Отец мой, побывав в Старом Багрове, уехал хлопотать по делам в Симбирск и Лукоянов. Он оставался там опять гораздо более назначенного времени, чем мать очень огорчалась.
Между тем опять начали наезжать гости в Чурасово, и опять началась та же жизнь, как и в прошлом году. В этот раз я узнал и разглядел эту жизнь поближе, потому что мы с сестрицей всегда обедали вместе с гостями и гораздо чаще бывали в гостиной и диванной. В гостиной обыкновенно играли в карты люди пожилые и более молчали, занимаясь игрою, а в диванной сидели все неиграющие, по большей части молодые; в ней было всегда шумнее и веселее, даже пели иногда романсы и русские песни. До сих пор осталось у меня в памяти несколько куплетов песенки князя Хованского[133], которую очень любила петь сама Прасковья Ивановна.
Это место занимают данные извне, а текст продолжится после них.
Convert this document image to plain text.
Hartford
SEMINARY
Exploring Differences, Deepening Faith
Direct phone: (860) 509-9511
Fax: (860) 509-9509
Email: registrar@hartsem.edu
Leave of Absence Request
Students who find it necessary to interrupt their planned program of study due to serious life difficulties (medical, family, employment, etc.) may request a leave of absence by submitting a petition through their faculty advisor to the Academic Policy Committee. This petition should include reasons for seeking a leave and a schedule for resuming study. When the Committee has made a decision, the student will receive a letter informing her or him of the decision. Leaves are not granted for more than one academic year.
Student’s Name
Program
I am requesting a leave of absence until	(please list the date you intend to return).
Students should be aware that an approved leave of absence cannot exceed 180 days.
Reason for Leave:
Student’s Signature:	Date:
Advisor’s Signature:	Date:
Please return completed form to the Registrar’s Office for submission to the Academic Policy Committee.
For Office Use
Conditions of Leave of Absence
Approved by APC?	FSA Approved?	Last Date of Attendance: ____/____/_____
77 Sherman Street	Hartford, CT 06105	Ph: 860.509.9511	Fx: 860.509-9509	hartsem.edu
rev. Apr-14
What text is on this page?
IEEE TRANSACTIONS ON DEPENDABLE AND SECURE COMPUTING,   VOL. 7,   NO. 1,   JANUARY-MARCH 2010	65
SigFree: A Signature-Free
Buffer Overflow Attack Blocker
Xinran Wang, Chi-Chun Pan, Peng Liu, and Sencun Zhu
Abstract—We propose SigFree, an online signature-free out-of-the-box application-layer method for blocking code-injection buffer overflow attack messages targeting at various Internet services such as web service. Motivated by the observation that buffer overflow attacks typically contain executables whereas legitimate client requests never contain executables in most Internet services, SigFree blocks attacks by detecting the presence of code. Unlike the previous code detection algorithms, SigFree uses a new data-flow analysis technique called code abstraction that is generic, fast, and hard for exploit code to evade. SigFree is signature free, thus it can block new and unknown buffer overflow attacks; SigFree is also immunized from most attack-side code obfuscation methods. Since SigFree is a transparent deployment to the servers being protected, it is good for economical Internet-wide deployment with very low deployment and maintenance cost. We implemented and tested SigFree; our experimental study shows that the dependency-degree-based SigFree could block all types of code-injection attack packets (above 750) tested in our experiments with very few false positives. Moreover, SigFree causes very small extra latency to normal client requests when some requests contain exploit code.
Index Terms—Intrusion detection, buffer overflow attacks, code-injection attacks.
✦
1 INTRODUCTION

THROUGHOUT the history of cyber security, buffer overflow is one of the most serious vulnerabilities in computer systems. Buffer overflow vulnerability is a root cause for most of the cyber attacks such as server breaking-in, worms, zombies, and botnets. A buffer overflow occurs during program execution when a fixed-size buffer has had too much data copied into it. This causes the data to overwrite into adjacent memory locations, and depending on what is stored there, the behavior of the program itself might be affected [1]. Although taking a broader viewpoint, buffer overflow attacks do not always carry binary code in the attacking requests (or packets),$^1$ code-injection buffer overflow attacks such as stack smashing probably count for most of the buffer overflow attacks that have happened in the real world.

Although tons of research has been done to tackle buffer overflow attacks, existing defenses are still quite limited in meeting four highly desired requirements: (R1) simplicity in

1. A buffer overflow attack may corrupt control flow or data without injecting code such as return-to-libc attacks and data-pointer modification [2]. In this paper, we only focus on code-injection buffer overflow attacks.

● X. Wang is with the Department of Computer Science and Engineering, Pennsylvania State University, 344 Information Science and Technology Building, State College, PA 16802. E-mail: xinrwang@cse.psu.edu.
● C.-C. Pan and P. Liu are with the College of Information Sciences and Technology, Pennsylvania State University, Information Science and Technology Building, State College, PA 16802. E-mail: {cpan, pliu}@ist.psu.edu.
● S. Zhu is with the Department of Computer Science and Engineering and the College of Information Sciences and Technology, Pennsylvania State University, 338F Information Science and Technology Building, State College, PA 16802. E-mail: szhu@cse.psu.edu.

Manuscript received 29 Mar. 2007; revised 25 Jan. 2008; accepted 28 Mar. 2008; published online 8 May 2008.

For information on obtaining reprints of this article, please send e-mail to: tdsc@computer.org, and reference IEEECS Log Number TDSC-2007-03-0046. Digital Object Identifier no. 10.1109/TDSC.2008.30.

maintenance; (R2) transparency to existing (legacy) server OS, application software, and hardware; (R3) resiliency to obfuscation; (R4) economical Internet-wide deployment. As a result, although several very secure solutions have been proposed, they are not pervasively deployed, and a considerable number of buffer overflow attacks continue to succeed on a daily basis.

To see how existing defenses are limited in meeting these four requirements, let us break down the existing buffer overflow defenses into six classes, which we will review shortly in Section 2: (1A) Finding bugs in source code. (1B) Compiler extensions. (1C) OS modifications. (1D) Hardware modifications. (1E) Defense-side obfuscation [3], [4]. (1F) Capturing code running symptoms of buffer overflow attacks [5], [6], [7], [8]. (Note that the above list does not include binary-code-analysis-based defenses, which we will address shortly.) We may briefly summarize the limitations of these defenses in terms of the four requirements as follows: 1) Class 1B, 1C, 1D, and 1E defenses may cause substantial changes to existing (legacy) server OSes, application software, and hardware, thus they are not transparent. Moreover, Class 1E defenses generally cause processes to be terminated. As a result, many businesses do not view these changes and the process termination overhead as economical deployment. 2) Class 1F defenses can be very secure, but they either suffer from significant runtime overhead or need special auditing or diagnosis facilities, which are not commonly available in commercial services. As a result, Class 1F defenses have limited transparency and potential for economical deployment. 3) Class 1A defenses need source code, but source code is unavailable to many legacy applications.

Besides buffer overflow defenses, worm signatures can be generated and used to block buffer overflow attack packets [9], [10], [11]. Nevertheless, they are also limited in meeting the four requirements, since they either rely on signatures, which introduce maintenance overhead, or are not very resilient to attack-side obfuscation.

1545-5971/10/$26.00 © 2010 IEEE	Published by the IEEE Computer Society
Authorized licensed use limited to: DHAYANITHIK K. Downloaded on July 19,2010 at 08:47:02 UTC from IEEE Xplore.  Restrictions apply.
Вот эти куплеты:
Пастухи бегут ко стаду,
Всяк с подружкою своей;
Мне твердят лишь то в досаду:
Нет, здесь нет твоих друзей.
На поля зефиры мчатся
И опять летят с полей;
Шумом их слова твердятся:
Нет, здесь нет твоих друзей.
Травка, былие, цветочек,
Жёлты класы, вид полей,
Всякий мне твердит листочек:
Нет, здесь нет твоих друзей.
Так, их нет со мной, конечно,
Нет друзей души моей:
Я мучение сердечно
Без моих терплю друзей.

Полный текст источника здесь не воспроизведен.